Who should choose Tensorway?

Tensorway is the right choice for mid-market teams needing custom ML builds with full production ownership, from model design to drift monitoring.

Full-lifecycle ML ownership — model design, training infrastructure, and drift monitoring in one team. Minimum engagement starts at $15K. Works best with clients in e-commerce, logistics, fintech, healthcare, travel.

Who should choose InData Labs?

InData Labs is the right choice for fintech, healthcare, and SaaS companies needing production-grade ML including GenAI and RAG systems.

Deep ML and GenAI specialist with 10+ years of production deployments across regulated industries. Minimum engagement starts at $15K. Works best with clients in fintech, healthcare, saas, retail, logistics.

Decision matrix: Tensorway vs InData Labs

Your situation Recommended choice
You need full-ownership delivery on a defined project scope Tensorway
You need a large dedicated team for an ongoing programme Check each company's engagement model
Your budget is at the lower end Tensorway
You need specialist depth in a specific vertical Tensorway
You need staff augmentation or team extension Neither; consider alternatives that offer staff aug
You need consulting before committing to a build Tensorway

Use case fit: Tensorway vs InData Labs

Use case Tensorway fit InData Labs fit Winner
Time-series demand forecasting for e-commerce or logistics Strong Limited Tensorway
Fraud detection model for fintech Strong Strong Both equally
GenAI and RAG-based knowledge management system Limited Strong InData Labs
Churn prediction model for SaaS Strong Strong Both equally
Fixed-price build Limited Limited Both equally
Staff augmentation Limited Limited Both equally

Verdict: Tensorway vs InData Labs

Tensorway (4.8/5) is the stronger overall choice for most Machine Learning projects. Full-lifecycle ML ownership — model design, training infrastructure, and drift monitoring in one team. It is best for mid-market teams needing custom ML builds with full production ownership, from model design to drift monitoring.

InData Labs (4.6/5) is the better choice when fintech, healthcare, and SaaS companies needing production-grade ML including GenAI and RAG systems. If your situation matches those criteria, InData Labs is a competitive option.

Related comparisons

Tensorway vs InData Labs FAQ

Is Tensorway better than InData Labs?

Tensorway (4.8/5) scores higher overall, but "better" depends on your use case. Tensorway is better for mid-market teams needing custom ML builds with full production ownership, from model design to drift monitoring. InData Labs is better for fintech, healthcare, and SaaS companies needing production-grade ML including GenAI and RAG systems.

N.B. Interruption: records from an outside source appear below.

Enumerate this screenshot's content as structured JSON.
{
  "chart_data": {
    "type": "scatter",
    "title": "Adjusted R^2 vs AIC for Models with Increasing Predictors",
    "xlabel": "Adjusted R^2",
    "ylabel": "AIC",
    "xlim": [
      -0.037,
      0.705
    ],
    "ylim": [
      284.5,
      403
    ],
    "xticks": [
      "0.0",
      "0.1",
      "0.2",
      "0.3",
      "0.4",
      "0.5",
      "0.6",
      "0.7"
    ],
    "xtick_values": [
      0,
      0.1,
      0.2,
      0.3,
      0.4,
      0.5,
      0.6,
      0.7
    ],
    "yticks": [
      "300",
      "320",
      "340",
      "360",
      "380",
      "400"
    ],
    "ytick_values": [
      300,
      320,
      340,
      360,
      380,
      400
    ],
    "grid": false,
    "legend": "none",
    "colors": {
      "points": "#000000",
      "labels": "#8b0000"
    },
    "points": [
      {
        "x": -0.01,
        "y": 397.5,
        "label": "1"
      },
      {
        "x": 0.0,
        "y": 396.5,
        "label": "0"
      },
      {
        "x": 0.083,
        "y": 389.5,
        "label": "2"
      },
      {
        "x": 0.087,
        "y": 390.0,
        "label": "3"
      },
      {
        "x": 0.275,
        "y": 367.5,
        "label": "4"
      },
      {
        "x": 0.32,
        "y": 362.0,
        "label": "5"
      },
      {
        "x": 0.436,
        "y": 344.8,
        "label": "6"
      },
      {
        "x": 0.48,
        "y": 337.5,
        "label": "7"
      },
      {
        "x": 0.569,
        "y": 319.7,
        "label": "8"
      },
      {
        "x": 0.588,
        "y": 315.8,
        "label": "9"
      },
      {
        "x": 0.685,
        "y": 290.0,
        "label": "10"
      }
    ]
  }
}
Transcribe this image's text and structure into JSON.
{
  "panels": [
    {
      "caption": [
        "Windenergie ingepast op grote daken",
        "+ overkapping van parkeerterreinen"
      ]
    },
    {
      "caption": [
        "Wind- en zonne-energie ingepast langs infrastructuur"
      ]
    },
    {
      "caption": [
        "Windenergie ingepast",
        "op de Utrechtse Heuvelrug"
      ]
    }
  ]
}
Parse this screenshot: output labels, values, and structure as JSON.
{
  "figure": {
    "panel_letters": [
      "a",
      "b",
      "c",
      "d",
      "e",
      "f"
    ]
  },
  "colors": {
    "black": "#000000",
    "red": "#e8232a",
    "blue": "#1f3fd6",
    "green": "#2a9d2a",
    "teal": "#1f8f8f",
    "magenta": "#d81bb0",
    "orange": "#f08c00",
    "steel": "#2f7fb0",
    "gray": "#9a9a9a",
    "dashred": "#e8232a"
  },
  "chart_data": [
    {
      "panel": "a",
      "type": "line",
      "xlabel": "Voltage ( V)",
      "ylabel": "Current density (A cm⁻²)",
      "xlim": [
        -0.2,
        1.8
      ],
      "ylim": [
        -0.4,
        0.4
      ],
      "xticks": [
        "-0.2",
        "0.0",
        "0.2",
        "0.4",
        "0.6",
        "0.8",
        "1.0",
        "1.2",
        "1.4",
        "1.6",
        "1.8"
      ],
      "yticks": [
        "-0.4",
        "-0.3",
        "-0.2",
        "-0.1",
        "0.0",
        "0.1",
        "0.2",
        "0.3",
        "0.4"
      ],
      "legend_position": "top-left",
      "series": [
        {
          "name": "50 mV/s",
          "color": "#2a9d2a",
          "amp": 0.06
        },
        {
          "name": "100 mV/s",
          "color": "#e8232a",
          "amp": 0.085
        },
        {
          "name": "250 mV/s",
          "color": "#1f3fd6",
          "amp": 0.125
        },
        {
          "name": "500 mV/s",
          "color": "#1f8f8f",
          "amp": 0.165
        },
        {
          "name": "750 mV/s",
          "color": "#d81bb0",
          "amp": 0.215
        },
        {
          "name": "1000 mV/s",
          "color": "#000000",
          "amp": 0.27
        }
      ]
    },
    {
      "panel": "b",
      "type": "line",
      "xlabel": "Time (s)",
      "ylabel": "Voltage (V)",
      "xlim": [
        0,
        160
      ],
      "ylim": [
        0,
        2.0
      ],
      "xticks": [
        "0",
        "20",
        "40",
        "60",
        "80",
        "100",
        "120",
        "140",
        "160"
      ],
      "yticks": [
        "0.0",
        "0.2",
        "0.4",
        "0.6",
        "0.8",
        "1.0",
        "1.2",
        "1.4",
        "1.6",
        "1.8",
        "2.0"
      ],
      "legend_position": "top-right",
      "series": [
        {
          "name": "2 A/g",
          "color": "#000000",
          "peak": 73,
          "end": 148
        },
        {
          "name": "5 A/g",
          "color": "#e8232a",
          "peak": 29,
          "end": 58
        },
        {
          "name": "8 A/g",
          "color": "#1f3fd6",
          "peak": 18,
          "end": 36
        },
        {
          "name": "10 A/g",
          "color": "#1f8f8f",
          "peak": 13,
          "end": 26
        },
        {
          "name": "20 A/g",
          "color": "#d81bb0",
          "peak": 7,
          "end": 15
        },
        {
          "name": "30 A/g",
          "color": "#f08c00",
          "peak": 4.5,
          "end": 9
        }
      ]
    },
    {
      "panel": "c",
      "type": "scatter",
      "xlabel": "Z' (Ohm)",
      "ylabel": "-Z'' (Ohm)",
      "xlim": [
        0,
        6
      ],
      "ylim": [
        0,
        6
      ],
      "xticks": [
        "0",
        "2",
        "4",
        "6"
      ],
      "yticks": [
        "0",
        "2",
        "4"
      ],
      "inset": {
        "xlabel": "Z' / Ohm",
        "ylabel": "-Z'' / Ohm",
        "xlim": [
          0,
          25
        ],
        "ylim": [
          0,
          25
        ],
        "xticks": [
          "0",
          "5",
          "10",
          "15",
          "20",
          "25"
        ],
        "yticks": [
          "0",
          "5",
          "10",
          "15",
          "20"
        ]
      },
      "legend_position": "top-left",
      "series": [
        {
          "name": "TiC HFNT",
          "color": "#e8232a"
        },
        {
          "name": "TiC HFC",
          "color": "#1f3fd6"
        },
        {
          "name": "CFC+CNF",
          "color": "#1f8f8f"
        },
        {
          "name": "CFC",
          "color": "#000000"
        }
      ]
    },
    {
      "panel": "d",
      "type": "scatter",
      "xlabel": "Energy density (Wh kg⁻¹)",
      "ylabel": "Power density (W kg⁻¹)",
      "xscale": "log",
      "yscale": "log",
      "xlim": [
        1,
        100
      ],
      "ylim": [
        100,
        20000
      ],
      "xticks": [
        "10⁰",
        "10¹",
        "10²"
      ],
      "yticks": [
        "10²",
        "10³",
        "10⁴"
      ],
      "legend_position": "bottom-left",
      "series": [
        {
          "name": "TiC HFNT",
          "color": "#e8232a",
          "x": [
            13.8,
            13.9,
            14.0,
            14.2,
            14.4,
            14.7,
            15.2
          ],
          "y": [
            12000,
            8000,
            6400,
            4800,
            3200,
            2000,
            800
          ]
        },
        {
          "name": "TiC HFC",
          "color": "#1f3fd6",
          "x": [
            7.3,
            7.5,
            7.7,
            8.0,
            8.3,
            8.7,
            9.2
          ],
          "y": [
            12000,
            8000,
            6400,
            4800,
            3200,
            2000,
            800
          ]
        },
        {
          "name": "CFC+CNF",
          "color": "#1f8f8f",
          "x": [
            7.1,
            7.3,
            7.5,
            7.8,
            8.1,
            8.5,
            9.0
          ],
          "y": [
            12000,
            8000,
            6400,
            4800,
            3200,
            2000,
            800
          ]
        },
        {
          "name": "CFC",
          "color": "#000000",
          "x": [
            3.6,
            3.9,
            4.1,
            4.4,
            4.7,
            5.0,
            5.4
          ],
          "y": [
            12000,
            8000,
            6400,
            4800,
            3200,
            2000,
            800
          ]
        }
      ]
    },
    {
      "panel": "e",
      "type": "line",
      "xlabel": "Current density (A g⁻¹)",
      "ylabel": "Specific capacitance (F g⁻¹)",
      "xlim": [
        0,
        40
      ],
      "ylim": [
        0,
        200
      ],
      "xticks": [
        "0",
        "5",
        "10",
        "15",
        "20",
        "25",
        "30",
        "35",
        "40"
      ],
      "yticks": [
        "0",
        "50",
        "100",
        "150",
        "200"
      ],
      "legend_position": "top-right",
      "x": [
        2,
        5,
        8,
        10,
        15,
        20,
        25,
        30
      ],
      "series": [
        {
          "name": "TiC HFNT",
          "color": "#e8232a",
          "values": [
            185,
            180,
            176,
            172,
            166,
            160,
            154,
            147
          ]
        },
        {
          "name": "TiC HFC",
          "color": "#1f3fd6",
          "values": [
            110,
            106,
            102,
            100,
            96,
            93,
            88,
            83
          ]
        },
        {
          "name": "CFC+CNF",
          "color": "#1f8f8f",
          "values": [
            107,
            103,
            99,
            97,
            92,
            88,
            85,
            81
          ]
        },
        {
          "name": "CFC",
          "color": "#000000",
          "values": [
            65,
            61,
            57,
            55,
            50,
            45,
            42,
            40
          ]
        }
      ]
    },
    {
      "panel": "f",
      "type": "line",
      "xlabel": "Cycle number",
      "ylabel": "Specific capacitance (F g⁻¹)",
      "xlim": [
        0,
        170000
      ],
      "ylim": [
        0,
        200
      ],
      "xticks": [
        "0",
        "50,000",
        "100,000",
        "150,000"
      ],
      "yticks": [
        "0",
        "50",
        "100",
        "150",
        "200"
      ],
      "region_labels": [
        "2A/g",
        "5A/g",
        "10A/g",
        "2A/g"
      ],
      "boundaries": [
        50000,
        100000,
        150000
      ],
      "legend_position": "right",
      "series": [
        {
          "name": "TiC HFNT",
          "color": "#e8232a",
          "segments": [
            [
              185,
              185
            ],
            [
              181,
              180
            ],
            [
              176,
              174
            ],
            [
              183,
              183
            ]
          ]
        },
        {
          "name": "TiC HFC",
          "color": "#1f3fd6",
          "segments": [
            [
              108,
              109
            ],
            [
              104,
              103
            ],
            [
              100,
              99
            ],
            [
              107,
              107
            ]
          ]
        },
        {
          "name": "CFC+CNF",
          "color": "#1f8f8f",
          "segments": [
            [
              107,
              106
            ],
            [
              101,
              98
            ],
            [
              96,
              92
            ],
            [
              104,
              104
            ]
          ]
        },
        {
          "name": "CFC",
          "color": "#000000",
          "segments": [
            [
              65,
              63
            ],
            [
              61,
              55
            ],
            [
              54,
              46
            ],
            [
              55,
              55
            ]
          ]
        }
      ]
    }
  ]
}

How do Tensorway and InData Labs differ in pricing?

Tensorway uses fixed project, t&m, retainer pricing with a minimum engagement of $15K. InData Labs uses fixed project, t&m pricing with a minimum engagement of $15K. Neither firm publishes a full rate card; a discovery call is required for project-specific quotes.

Which is better for enterprise: Tensorway or InData Labs?

Tensorway is the larger team and typically the better enterprise-scale choice. For very large programmes, verify team size and compliance coverage directly with each agency before shortlisting.

What are the main differences between Tensorway and InData Labs?

Tensorway's primary differentiator is: full-lifecycle ml ownership — model design, training infrastructure, and drift monitoring in one team. InData Labs's primary differentiator is: deep ml and genai specialist with 10+ years of production deployments across regulated industries. They also differ in team size (250+ vs 80+), minimum engagement ($15K vs $15K), and primary industries served (e-commerce, logistics vs fintech, healthcare).

Last reviewed: July 2026. Verify all details directly with each agency before making a decision.